I first heard about Bridget Jones from my former editor. That was when I was writing category romance, and really struggling to do so, as that wasn't the best place for my kind of writing. When my editor sent back my latest proposal with a rejection saying they just didn't really have a place for this kind of book, she enclosed a newspaper clipping about Bridget Jones's Diary, what a huge hit it was in England and how it would soon be coming to the US, and she added a note on the clipping that said she thought I could write that kind of book.

It was only out in the US in hardcover at the time, so I put it on hold at the library, and it was a big lightbulb moment of "Yes! This is what I've been looking for!" I think I like it more each time I read it.

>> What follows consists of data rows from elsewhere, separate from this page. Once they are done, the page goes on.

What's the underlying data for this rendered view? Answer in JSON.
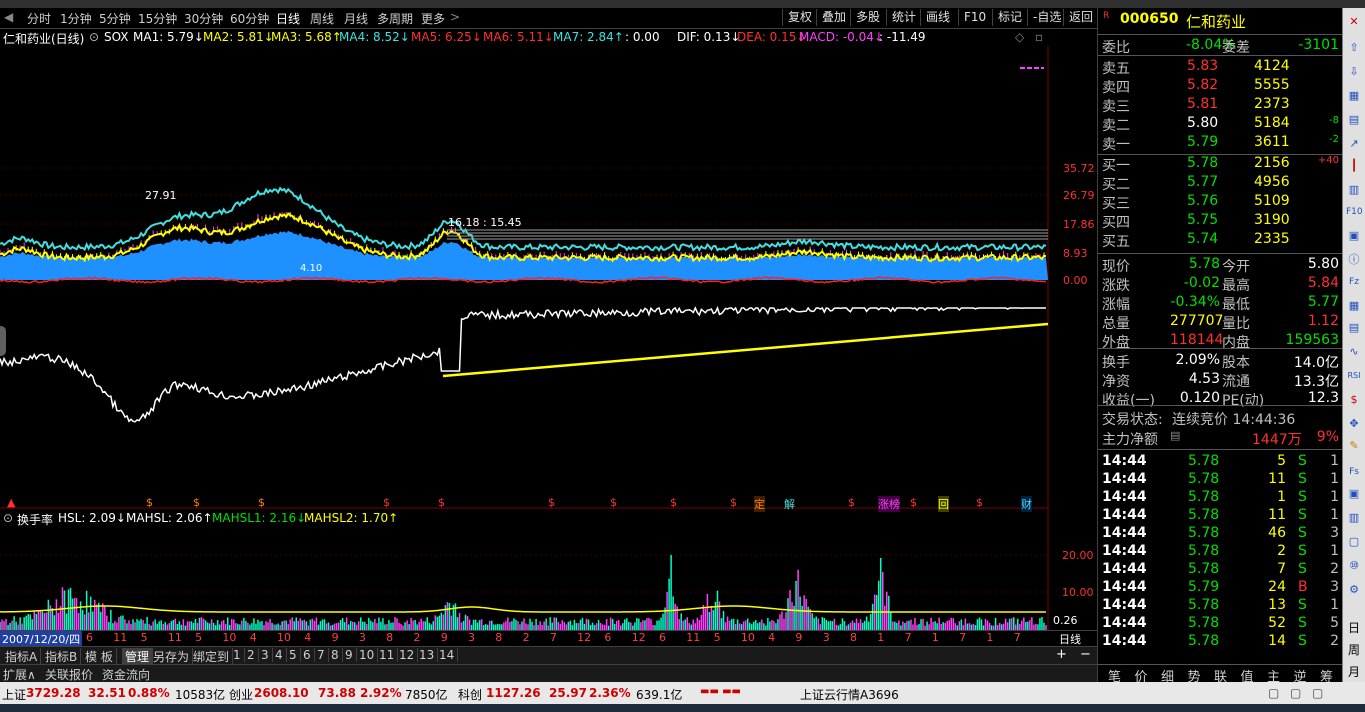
{
  "period_bar": {
    "items": [
      "分时",
      "1分钟",
      "5分钟",
      "15分钟",
      "30分钟",
      "60分钟",
      "日线",
      "周线",
      "月线",
      "多周期",
      "更多"
    ],
    "active": "日线",
    "tools": [
      "复权",
      "叠加",
      "多股",
      "统计",
      "画线",
      "F10",
      "标记",
      "-自选",
      "返回"
    ]
  },
  "title_line": {
    "name": "仁和药业(日线)",
    "indicator": "SOX",
    "ma": [
      {
        "label": "MA1: 5.79",
        "color": "#ffffff",
        "arrow": "↓"
      },
      {
        "label": "MA2: 5.81",
        "color": "#ffff00",
        "arrow": "↓"
      },
      {
        "label": "MA3: 5.68",
        "color": "#ffff00",
        "arrow": "↑"
      },
      {
        "label": "MA4: 8.52",
        "color": "#40e0e0",
        "arrow": "↓"
      },
      {
        "label": "MA5: 6.25",
        "color": "#ff3030",
        "arrow": "↓"
      },
      {
        "label": "MA6: 5.11",
        "color": "#ff3030",
        "arrow": "↓"
      },
      {
        "label": "MA7: 2.84",
        "color": "#40e0e0",
        "arrow": "↑"
      },
      {
        "label": ": 0.00",
        "color": "#ffffff",
        "arrow": ""
      },
      {
        "label": "DIF: 0.13",
        "color": "#ffffff",
        "arrow": "↓"
      },
      {
        "label": "DEA: 0.15",
        "color": "#ff3030",
        "arrow": "↓"
      },
      {
        "label": "MACD: -0.04",
        "color": "#ff40ff",
        "arrow": "↓"
      },
      {
        "label": ": -11.49",
        "color": "#ffffff",
        "arrow": ""
      }
    ]
  },
  "price_axis": [
    "35.72",
    "26.79",
    "17.86",
    "8.93",
    "0.00"
  ],
  "price_annotations": {
    "peak1": "27.91",
    "peak2": "16.18 : 15.45",
    "low1": "4.10"
  },
  "turnover_line": {
    "name": "换手率",
    "items": [
      {
        "label": "HSL: 2.09",
        "color": "#ffffff",
        "arrow": "↓"
      },
      {
        "label": "MAHSL: 2.06",
        "color": "#ffffff",
        "arrow": "↑"
      },
      {
        "label": "MAHSL1: 2.16",
        "color": "#00e000",
        "arrow": "↓"
      },
      {
        "label": "MAHSL2: 1.70",
        "color": "#ffff00",
        "arrow": "↑"
      }
    ]
  },
  "turnover_axis": [
    "20.00",
    "10.00",
    "0.26"
  ],
  "date_bar": {
    "start": "2007/12/20/四",
    "marks": [
      "6",
      "11",
      "5",
      "11",
      "5",
      "10",
      "4",
      "10",
      "4",
      "9",
      "3",
      "8",
      "2",
      "9",
      "3",
      "8",
      "2",
      "7",
      "12",
      "6",
      "12",
      "6",
      "11",
      "5",
      "10",
      "4",
      "9",
      "3",
      "8",
      "1",
      "7",
      "1",
      "7",
      "1",
      "7"
    ],
    "period": "日线"
  },
  "flags": [
    "定",
    "解",
    "涨榜",
    "回",
    "财"
  ],
  "tabs": [
    "指标A",
    "指标B",
    "模 板",
    "管理",
    "另存为",
    "绑定到",
    "1",
    "2",
    "3",
    "4",
    "5",
    "6",
    "7",
    "8",
    "9",
    "10",
    "11",
    "12",
    "13",
    "14"
  ],
  "active_tab": "管理",
  "tabs2": [
    "扩展∧",
    "关联报价",
    "资金流向"
  ],
  "quote": {
    "code": "000650",
    "name": "仁和药业",
    "weibi_label": "委比",
    "weibi": "-8.04%",
    "weicha_label": "委差",
    "weicha": "-3101",
    "asks": [
      {
        "label": "卖五",
        "price": "5.83",
        "vol": "4124",
        "chg": ""
      },
      {
        "label": "卖四",
        "price": "5.82",
        "vol": "5555",
        "chg": ""
      },
      {
        "label": "卖三",
        "price": "5.81",
        "vol": "2373",
        "chg": ""
      },
      {
        "label": "卖二",
        "price": "5.80",
        "vol": "5184",
        "chg": "-8"
      },
      {
        "label": "卖一",
        "price": "5.79",
        "vol": "3611",
        "chg": "-2"
      }
    ],
    "bids": [
      {
        "label": "买一",
        "price": "5.78",
        "vol": "2156",
        "chg": "+40"
      },
      {
        "label": "买二",
        "price": "5.77",
        "vol": "4956",
        "chg": ""
      },
      {
        "label": "买三",
        "price": "5.76",
        "vol": "5109",
        "chg": ""
      },
      {
        "label": "买四",
        "price": "5.75",
        "vol": "3190",
        "chg": ""
      },
      {
        "label": "买五",
        "price": "5.74",
        "vol": "2335",
        "chg": ""
      }
    ],
    "stats": [
      {
        "l1": "现价",
        "v1": "5.78",
        "l2": "今开",
        "v2": "5.80",
        "c1": "#00e000",
        "c2": "#ffffff"
      },
      {
        "l1": "涨跌",
        "v1": "-0.02",
        "l2": "最高",
        "v2": "5.84",
        "c1": "#00e000",
        "c2": "#ff3030"
      },
      {
        "l1": "涨幅",
        "v1": "-0.34%",
        "l2": "最低",
        "v2": "5.77",
        "c1": "#00e000",
        "c2": "#00e000"
      },
      {
        "l1": "总量",
        "v1": "277707",
        "l2": "量比",
        "v2": "1.12",
        "c1": "#ffff00",
        "c2": "#ff3030"
      },
      {
        "l1": "外盘",
        "v1": "118144",
        "l2": "内盘",
        "v2": "159563",
        "c1": "#ff3030",
        "c2": "#00e000"
      }
    ],
    "stats2": [
      {
        "l1": "换手",
        "v1": "2.09%",
        "l2": "股本",
        "v2": "14.0亿"
      },
      {
        "l1": "净资",
        "v1": "4.53",
        "l2": "流通",
        "v2": "13.3亿"
      },
      {
        "l1": "收益(一)",
        "v1": "0.120",
        "l2": "PE(动)",
        "v2": "12.3"
      }
    ],
    "trade_status_label": "交易状态:",
    "trade_status": "连续竞价 14:44:36",
    "main_net_label": "主力净额",
    "main_net": "1447万",
    "main_pct": "9%",
    "ticks": [
      {
        "t": "14:44",
        "p": "5.78",
        "v": "5",
        "s": "S",
        "n": "1"
      },
      {
        "t": "14:44",
        "p": "5.78",
        "v": "11",
        "s": "S",
        "n": "1"
      },
      {
        "t": "14:44",
        "p": "5.78",
        "v": "1",
        "s": "S",
        "n": "1"
      },
      {
        "t": "14:44",
        "p": "5.78",
        "v": "11",
        "s": "S",
        "n": "1"
      },
      {
        "t": "14:44",
        "p": "5.78",
        "v": "46",
        "s": "S",
        "n": "3"
      },
      {
        "t": "14:44",
        "p": "5.78",
        "v": "2",
        "s": "S",
        "n": "1"
      },
      {
        "t": "14:44",
        "p": "5.78",
        "v": "7",
        "s": "S",
        "n": "2"
      },
      {
        "t": "14:44",
        "p": "5.79",
        "v": "24",
        "s": "B",
        "n": "3"
      },
      {
        "t": "14:44",
        "p": "5.78",
        "v": "13",
        "s": "S",
        "n": "1"
      },
      {
        "t": "14:44",
        "p": "5.78",
        "v": "52",
        "s": "S",
        "n": "5"
      },
      {
        "t": "14:44",
        "p": "5.78",
        "v": "14",
        "s": "S",
        "n": "2"
      }
    ],
    "bottom_tabs": [
      "笔",
      "价",
      "细",
      "势",
      "联",
      "值",
      "主",
      "逆",
      "筹"
    ]
  },
  "right_toolbar": [
    "日",
    "周",
    "月"
  ],
  "status": {
    "sh_label": "上证",
    "sh_val": "3729.28",
    "sh_chg": "32.51",
    "sh_pct": "0.88%",
    "sh_amt": "10583亿",
    "cy_label": "创业",
    "cy_val": "2608.10",
    "cy_chg": "73.88",
    "cy_pct": "2.92%",
    "cy_amt": "7850亿",
    "kc_label": "科创",
    "kc_val": "1127.26",
    "kc_chg": "25.97",
    "kc_pct": "2.36%",
    "kc_amt": "639.1亿",
    "cloud": "上证云行情A3696"
  },
  "colors": {
    "up": "#ff3030",
    "down": "#00e000",
    "accent": "#ffff00",
    "cyan": "#40e0e0",
    "blue": "#1e90ff",
    "magenta": "#ff40ff"
  }
}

Posted by: Shanna Swendson | June 30, 2007 10:35 PM

My best friend who was living in Paris and terribly lonely and depressed being away from her friends and family had told me that Bridget Jones's Diary was the one bright thing in her life. She read it over and over again, devouring the pages like they were made of pain au chocolat. So, of course I had to check out Miss Jones, too. I was as hungry for this heroine as my friend was starved for companionship. For us, it wasn't necessarily the romance of the story that we fell in love with, it was the relationships she had with her friends - something that was disappointingly absent from the film. For my friend and I, both worlds away from our families (I had just moved to Los Angeles from Atlanta), our girlfriends were our loved ones. So, finding a book in which the heroine was not only our age, living a similar not-quite-there-yet kind of life, struggling to find love, and always finding solace in her friends, it was like reading about your own life. To this day, I still adore Bridget. I even named my car after her in homage.